An action group formed to help seek a viable future for the McVitie’s Factory in Glasgow has vowed to “leave no stone unturned” as it examines all options.
It comes after the company which owns the brand, Pladis, told staff earlier this month that it intends to close the site subject to a 90-day consultation, due to begin on Thursday.
The move could result in the loss of 468 jobs at the site in Tollcross, with the factory ceasing operations in the latter half of 2022.
The group is jointly chaired by Scotland’s business minister Jamie Hepburn and Glasgow City Council leader Susan Aitken, and will also include trade unions, Scottish Enterprise and other partners.
“This announcement has been devastating not just for those who work at the plant, but for their families and the wider east end of Glasgow,” said Hepburn.
“I have been clear that the Scottish Government will pursue every opportunity to find a viable and sustainable future for the plant and its workforce.
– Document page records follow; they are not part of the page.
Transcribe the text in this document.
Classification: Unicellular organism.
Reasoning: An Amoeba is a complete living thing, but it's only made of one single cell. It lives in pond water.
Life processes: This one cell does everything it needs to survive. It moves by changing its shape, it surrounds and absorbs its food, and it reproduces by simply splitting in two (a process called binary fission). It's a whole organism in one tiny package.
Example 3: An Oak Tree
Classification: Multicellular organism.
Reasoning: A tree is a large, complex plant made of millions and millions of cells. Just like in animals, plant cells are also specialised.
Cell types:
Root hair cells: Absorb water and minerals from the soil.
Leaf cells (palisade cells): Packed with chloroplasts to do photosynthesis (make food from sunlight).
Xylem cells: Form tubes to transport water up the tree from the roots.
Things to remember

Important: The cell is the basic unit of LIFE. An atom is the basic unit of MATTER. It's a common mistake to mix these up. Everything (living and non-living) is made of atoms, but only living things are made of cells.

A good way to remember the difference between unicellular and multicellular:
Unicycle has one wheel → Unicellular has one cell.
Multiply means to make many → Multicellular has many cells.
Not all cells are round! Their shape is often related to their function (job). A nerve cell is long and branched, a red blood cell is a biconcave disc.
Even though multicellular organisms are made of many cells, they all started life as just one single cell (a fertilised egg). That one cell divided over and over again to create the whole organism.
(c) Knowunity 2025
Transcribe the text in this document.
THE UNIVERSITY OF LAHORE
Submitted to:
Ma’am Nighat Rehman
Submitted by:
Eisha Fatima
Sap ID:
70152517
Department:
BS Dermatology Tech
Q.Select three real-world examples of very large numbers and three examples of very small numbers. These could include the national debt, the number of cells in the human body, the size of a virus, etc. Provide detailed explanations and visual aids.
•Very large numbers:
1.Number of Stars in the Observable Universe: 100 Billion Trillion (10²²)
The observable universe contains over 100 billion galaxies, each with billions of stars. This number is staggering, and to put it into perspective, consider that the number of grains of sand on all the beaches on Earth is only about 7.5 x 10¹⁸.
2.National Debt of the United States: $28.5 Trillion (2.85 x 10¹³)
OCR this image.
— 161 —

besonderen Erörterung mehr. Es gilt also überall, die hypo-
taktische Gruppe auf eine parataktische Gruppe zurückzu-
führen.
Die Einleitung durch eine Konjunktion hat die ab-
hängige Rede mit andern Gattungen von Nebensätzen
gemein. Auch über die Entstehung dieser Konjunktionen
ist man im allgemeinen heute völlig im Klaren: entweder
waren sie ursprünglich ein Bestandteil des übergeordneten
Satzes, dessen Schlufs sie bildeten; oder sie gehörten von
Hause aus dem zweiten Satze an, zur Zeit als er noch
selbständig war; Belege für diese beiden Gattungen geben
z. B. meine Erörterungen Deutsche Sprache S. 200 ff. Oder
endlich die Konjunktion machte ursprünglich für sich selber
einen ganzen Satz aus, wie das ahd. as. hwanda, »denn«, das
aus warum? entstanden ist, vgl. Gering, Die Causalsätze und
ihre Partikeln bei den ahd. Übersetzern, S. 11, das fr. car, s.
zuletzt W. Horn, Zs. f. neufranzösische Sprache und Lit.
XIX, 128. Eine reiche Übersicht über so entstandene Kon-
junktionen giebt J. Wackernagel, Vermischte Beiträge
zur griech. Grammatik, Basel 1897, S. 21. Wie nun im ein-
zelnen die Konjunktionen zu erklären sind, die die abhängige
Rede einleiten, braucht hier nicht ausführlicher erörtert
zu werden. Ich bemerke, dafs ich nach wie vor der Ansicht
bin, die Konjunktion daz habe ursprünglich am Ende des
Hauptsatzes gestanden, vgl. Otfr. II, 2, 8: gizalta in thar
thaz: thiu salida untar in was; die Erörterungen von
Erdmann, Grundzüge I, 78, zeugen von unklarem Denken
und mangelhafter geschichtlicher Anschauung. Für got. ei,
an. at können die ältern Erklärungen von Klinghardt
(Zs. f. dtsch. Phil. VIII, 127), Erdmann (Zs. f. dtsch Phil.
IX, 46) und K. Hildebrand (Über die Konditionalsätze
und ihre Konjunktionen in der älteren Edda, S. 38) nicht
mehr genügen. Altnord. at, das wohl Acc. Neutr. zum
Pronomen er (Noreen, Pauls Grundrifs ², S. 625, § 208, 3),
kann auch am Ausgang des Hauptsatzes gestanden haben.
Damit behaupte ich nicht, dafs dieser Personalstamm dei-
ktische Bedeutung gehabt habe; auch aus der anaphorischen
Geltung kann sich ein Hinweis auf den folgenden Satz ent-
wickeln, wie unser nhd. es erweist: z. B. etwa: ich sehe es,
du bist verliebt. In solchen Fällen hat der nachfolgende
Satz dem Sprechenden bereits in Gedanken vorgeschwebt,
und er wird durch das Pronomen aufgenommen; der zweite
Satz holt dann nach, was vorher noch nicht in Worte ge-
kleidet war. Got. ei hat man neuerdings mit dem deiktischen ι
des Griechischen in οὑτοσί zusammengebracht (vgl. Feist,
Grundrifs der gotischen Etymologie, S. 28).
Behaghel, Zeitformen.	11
“The action group will leave no stone unturned to come up with a proposition that demonstrates to the company the support which can be offered and help retain its strong historical links with the area.
“But we will require a willingness from Pladis to be engaged in the process.
“Having spoken to the unions and local politicians I am confident there is a shared desire to use the coming weeks to find a viable future for this plant.”
Susan Aitken said: “We feel very strongly that Pladis has an obligation to its workers at this historic east end factory, and we will work with them to ensure that they reconsider their position and consider alternative options which would keep the factory open.”
Pat McIlvogue, Unite industrial officer, said he hopes the company engages immediately with the action group.
He said: “Unite urges the owners Pladis to positively engage with the workforce and the hundreds of families dependent upon the factory remaining open.
“We hope the company will engage immediately with the action group so that we can jointly consider all the possible options available which can save jobs”.
David Hume, GMB Scotland Organiser, added: “This is the story of company that has thrived during a public health crisis, thanks to the efforts of a workforce who are now being rewarded with the closure of their plant.
“For Pladis it’s back to ‘business as usual’ and that can’t be left unchallenged.”